Eco-friendly floating cities in the French Polynesian area of the South Pacific islands may become a reality in the near future. The Seasteading Institute, a nonprofit organization based in Silicon Valley, proposed this futuristic idea to provide sustainable living alternatives to those affected by rising sea levels due to climate change. On January 13, French Polynesian officials signed a “memorandum of understanding” with the Seasteading Institute in San Francisco, according to BBC News. This agreement has the potential to set a precedent for the construction of autonomous floating cities around the globe.

Randolph Hencken, the Seasteading Institute’s Executive Director, expects pilot islands for the group’s program to cost from $10 to $50 million. These pilot islands would have the capacity to house a few dozen people, and operate on solar power innovations and “sustainable aquaculture and ocean-based wind farms”, as reported by The New York Times. However, the project’s developers still face multiple obstacles such as the development of efficient waste-ridding systems.

The Seasteading Institute’s floating cities would offer residents freedom from the boundaries and restrictions present in existing nations, including freedom from laws and regulations, as well as exemptions from state taxes, according to The Guardian. The critics of the project raise concerns that these cities will ultimately only benefit the wealthy from developed countries, while the native islanders – the ones the cities are intended to protect – will be the population left to suffer from the impacts of climate change. Local Tahitians question whether facilitating tax evasion of these profitable ventures would be economically healthy for South Pacific nations.
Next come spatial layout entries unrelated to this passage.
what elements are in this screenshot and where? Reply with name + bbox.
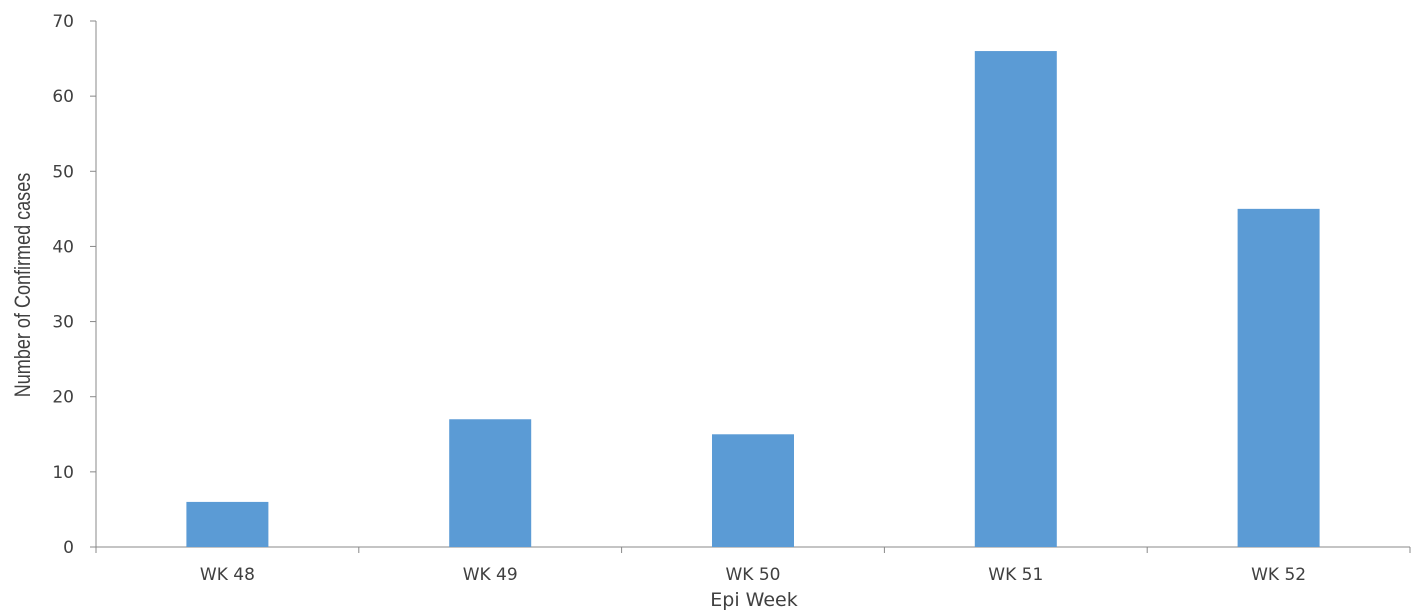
y-tick-label: 60	[52, 87, 74, 107]
y-tick-label: 30	[52, 313, 74, 333]
bar-wk-51	[974, 51, 1057, 548]
bar-wk-50	[712, 434, 794, 547]
y-tick-label: 40	[52, 237, 74, 257]
x-tick-label: WK 51	[988, 565, 1043, 585]
x-tick-label: WK 52	[1251, 565, 1306, 585]
x-axis: WK 48 WK 49 WK 50 WK 51 WK 52	[95, 546, 1411, 585]
x-axis-title: Epi Week	[710, 589, 797, 611]
y-tick-label: 50	[52, 162, 74, 182]
x-tick-label: WK 50	[726, 565, 781, 585]
bar-wk-48	[186, 501, 269, 547]
y-tick-label: 70	[52, 12, 74, 32]
x-tick-label: WK 48	[200, 565, 255, 585]
x-tick-label: WK 49	[463, 565, 518, 585]
y-tick-label: 20	[52, 388, 74, 408]
bar-wk-52	[1237, 208, 1320, 547]
y-tick-label: 0	[63, 538, 74, 558]
y-axis: 0 10 20 30 40 50 60 70	[52, 12, 97, 558]
bars	[186, 51, 1320, 548]
y-tick-label: 10	[52, 463, 74, 483]
bar-wk-49	[449, 419, 532, 547]
y-axis-title: Number of Confirmed cases	[11, 173, 35, 398]
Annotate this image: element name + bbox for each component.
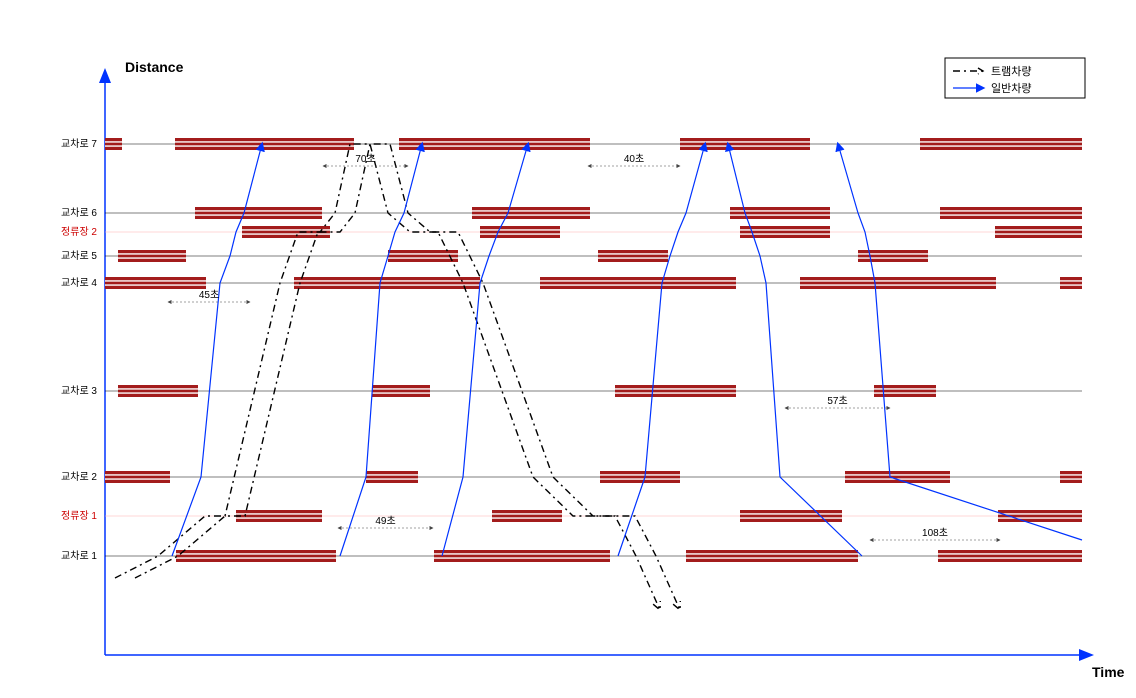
signal-bar: [434, 550, 610, 562]
signal-bar: [858, 250, 928, 262]
row-label: 교차로 3: [61, 385, 97, 397]
signal-bar: [105, 138, 122, 150]
signal-bar: [1060, 471, 1082, 483]
x-axis-label: Time: [1092, 664, 1125, 680]
general-path: [340, 144, 422, 556]
signal-bar: [940, 207, 1082, 219]
signal-bar: [118, 250, 186, 262]
signal-bar: [540, 277, 736, 289]
signal-bar: [176, 550, 336, 562]
row-label: 교차로 5: [61, 250, 97, 262]
signal-bar: [492, 510, 562, 522]
signal-bar: [686, 550, 858, 562]
dim-label: 40초: [624, 153, 644, 165]
signal-bar: [598, 250, 668, 262]
row-label: 교차로 1: [61, 550, 97, 562]
signal-bar: [800, 277, 996, 289]
signal-bar: [845, 471, 950, 483]
time-space-diagram: Distance Time 교차로 7 교차로 6 정류장 2 교차로 5 교차로 4 교차로…: [0, 0, 1136, 698]
row-label: 교차로 7: [61, 138, 97, 150]
dim-label: 108초: [922, 527, 948, 539]
signal-bar: [1060, 277, 1082, 289]
signal-bar: [600, 471, 680, 483]
dim-label: 57초: [827, 395, 847, 407]
signal-bar: [480, 226, 560, 238]
signal-bar: [366, 471, 418, 483]
y-axis-label: Distance: [125, 59, 184, 75]
signal-bar: [399, 138, 590, 150]
general-path: [172, 144, 262, 556]
signal-bar: [236, 510, 322, 522]
signal-bar: [105, 471, 170, 483]
row-label: 교차로 6: [61, 207, 97, 219]
signal-bar: [472, 207, 590, 219]
signal-bar: [740, 510, 842, 522]
signal-bar: [680, 138, 810, 150]
signal-bar: [938, 550, 1082, 562]
signal-bar: [615, 385, 736, 397]
general-path: [728, 144, 862, 556]
row-label: 교차로 2: [61, 471, 97, 483]
row-label: 정류장 2: [61, 226, 97, 238]
dim-label: 49초: [375, 515, 395, 527]
signal-bar: [372, 385, 430, 397]
dim-label: 45초: [199, 289, 219, 301]
dim-label: 70초: [355, 153, 375, 165]
signal-bar: [388, 250, 458, 262]
signal-bar: [920, 138, 1082, 150]
legend-label: 일반차량: [991, 81, 1031, 95]
signal-bar: [118, 385, 198, 397]
signal-bar: [995, 226, 1082, 238]
signal-bar: [294, 277, 480, 289]
general-path: [618, 144, 705, 556]
legend-label: 트램차량: [991, 65, 1031, 78]
signal-bar: [175, 138, 354, 150]
signal-bar: [195, 207, 322, 219]
general-path: [442, 144, 528, 556]
signal-bar: [105, 277, 206, 289]
row-label: 교차로 4: [61, 277, 97, 289]
row-label: 정류장 1: [61, 510, 97, 522]
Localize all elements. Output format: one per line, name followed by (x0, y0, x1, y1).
The Seasteading Institute neglected to seek out the opinions of local residents, which is nothing new according to the residents themselves. According to Marc Collins, a Tahitian businessman and former Minister of Tourism, Tahitians often hear of ambitious and revolutionary projects, such as this one, that are often unrealized. Collins says that negative reactions to the project were expected, but he has a positive outlook on it and hopes that floating islands will boost the Tahitian economy.

Strong advocates for the project include Koen Olthuis, an architect from the Netherlands who works on aquatic projects. Olthuis told the New York Times that these cities have the potential to save hundreds of thousands of people from at-risk tropical slums worldwide, given that the project has proper oversight and funding.

Critics both domestically and abroad wonder whether sustainability is the project’s true goal, seeing that seasteading supporters boast tax exemption as the main selling point of these autonomous floating cities. Other concerns exist on the French Polynesian side about what the social and architectural landscapes of these cities will look like. Multiple digital images have been proposed regarding the style and schematics of the floating islands, but plans have not yet been finalized. Only time will tell whether these cities will fulfill their intended purposes, seeing that their construction may begin within the year.